Four-Element Array for GNSS Attitude Determination Using IRLS: An Improved Rounding of Long-Short Baseline Approach

Abstract

Integer ambiguity resolution (AR) is the key to high-precision attitude determination with carrier phases. Traditional search-based AR methods require considerable computational power that is extremely challenging for high-rate and single-epoch implementations. Whereas, search-free AR methods via direct rounding suffer from the difficult deployment of short baseline and increased measurement noise. In this paper, an improved rounding strategy without any exhaustive search is proposed for properly designed four-element arrays to overcome the deployment issues and improve the AR success rate simultaneously. First, the novel four-element array is proposed to reduce the measurement noise of the virtual baseline, thus improve the AR success rate.
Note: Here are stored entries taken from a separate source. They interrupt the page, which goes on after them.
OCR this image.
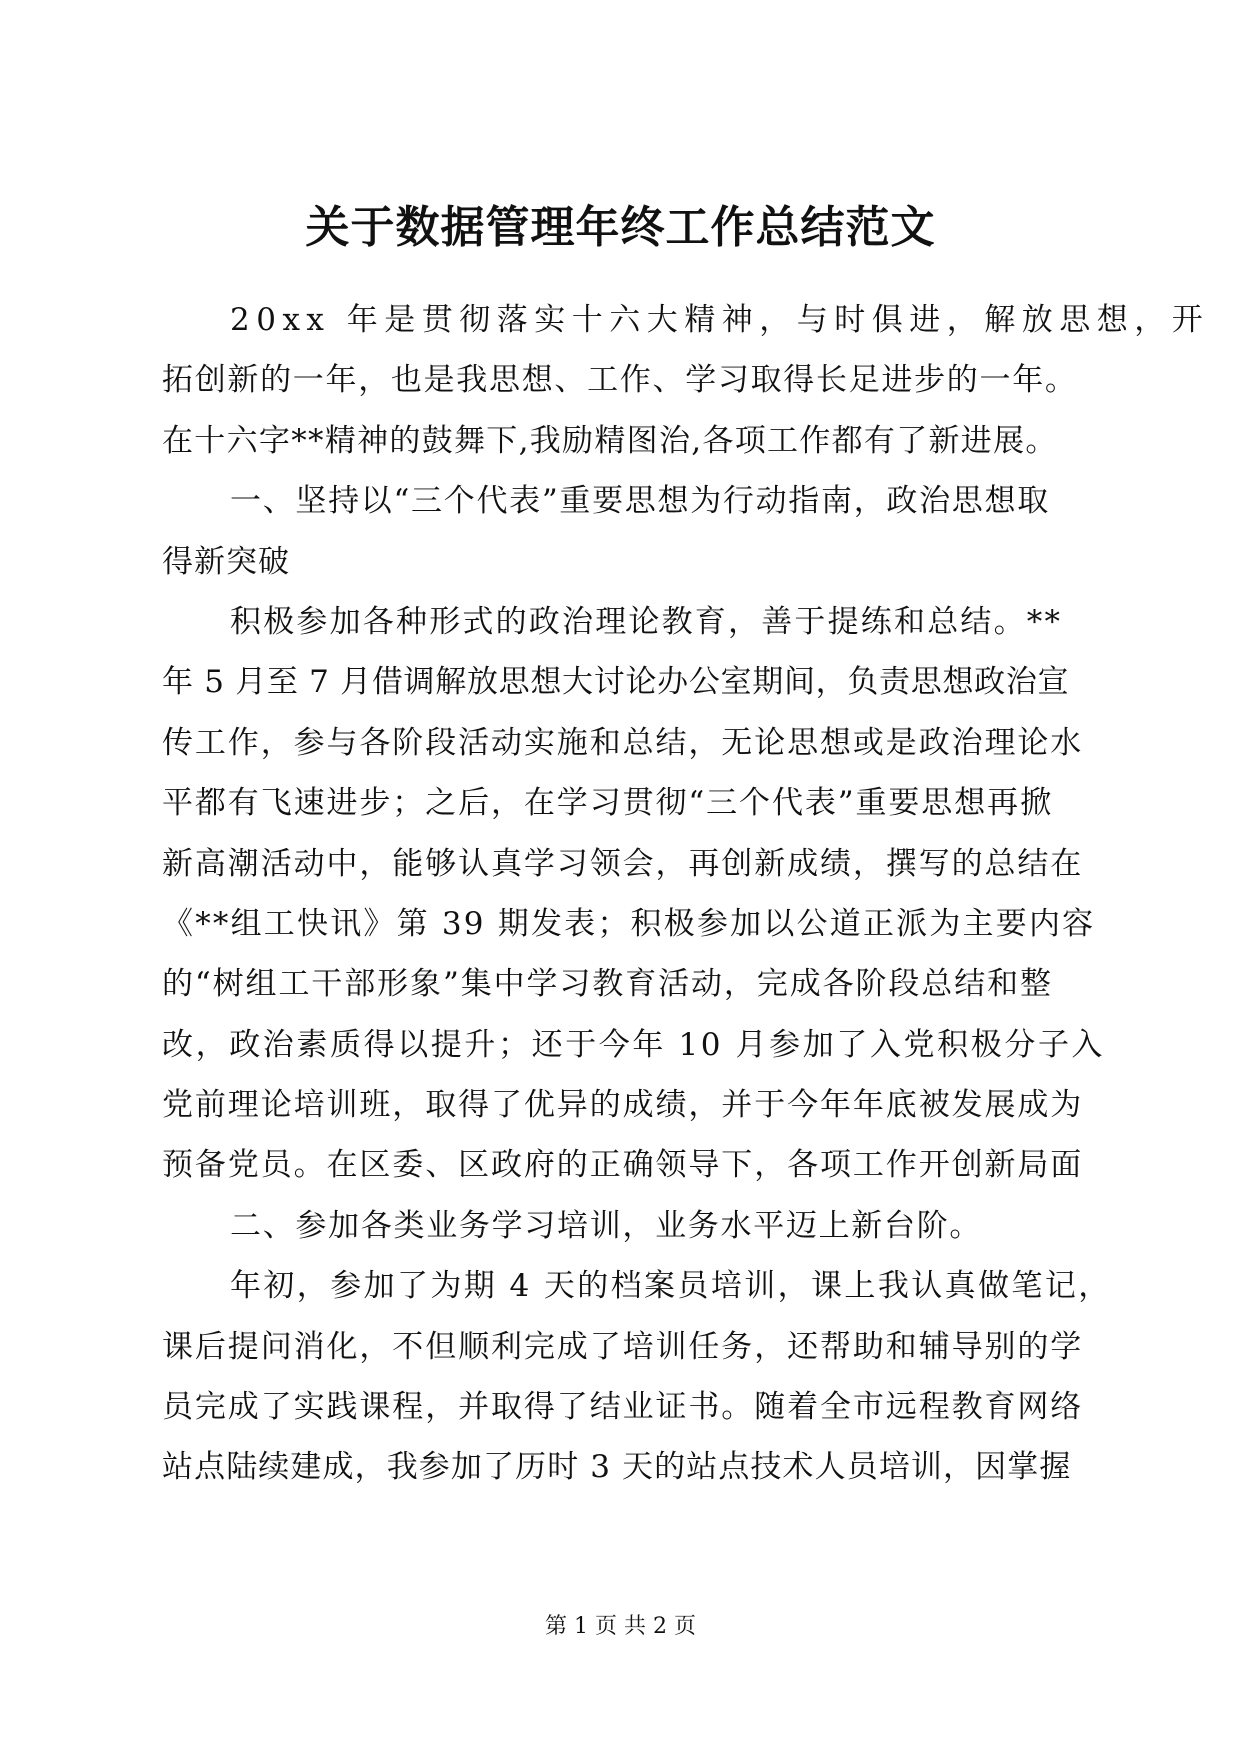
关于数据管理年终工作总结范文
20xx 年是贯彻落实十六大精神，与时俱进，解放思想，开
拓创新的一年，也是我思想、工作、学习取得长足进步的一年。
在十六字**精神的鼓舞下,我励精图治,各项工作都有了新进展。
一、坚持以“三个代表”重要思想为行动指南，政治思想取
得新突破
积极参加各种形式的政治理论教育，善于提练和总结。**
年 5 月至 7 月借调解放思想大讨论办公室期间，负责思想政治宣
传工作，参与各阶段活动实施和总结，无论思想或是政治理论水
平都有飞速进步；之后，在学习贯彻“三个代表”重要思想再掀
新高潮活动中，能够认真学习领会，再创新成绩，撰写的总结在
《**组工快讯》第 39 期发表；积极参加以公道正派为主要内容
的“树组工干部形象”集中学习教育活动，完成各阶段总结和整
改，政治素质得以提升；还于今年 10 月参加了入党积极分子入
党前理论培训班，取得了优异的成绩，并于今年年底被发展成为
预备党员。在区委、区政府的正确领导下，各项工作开创新局面
二、参加各类业务学习培训，业务水平迈上新台阶。
年初，参加了为期 4 天的档案员培训，课上我认真做笔记，
课后提问消化，不但顺利完成了培训任务，还帮助和辅导别的学
员完成了实践课程，并取得了结业证书。随着全市远程教育网络
站点陆续建成，我参加了历时 3 天的站点技术人员培训，因掌握
第 1 页 共 2 页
The fourth antenna brings another virtual short baseline, such that the measurement quality can be improved by averaging. Second, the average operation is realized after detecting the integer ambiguity parity of each satellite. With a rounding scheme, the detection is performed on an epoch-by-epoch basis. Third, the success rate of AR in the long-short baseline method with a bias term is derived. Fourth, an improved rounding strategy is proposed by resolving the ambiguities sequentially. It is abbreviated as the Improved Rounding of Long-Short baseline (IRLS) approach. The least-squares method with quadratic equality constraints is further incorporated into IRLS to improve the accuracy of baseline estimation, namely QC-IRLS. Last, numerical simulations and field tests are carried out to verify the proposed array geometry and AR approach. In the field test, the proposed array reduces the standard deviation of short baseline estimation by up to two times, wherein all the ambiguities of 1886 valid epochs are successfully resolved.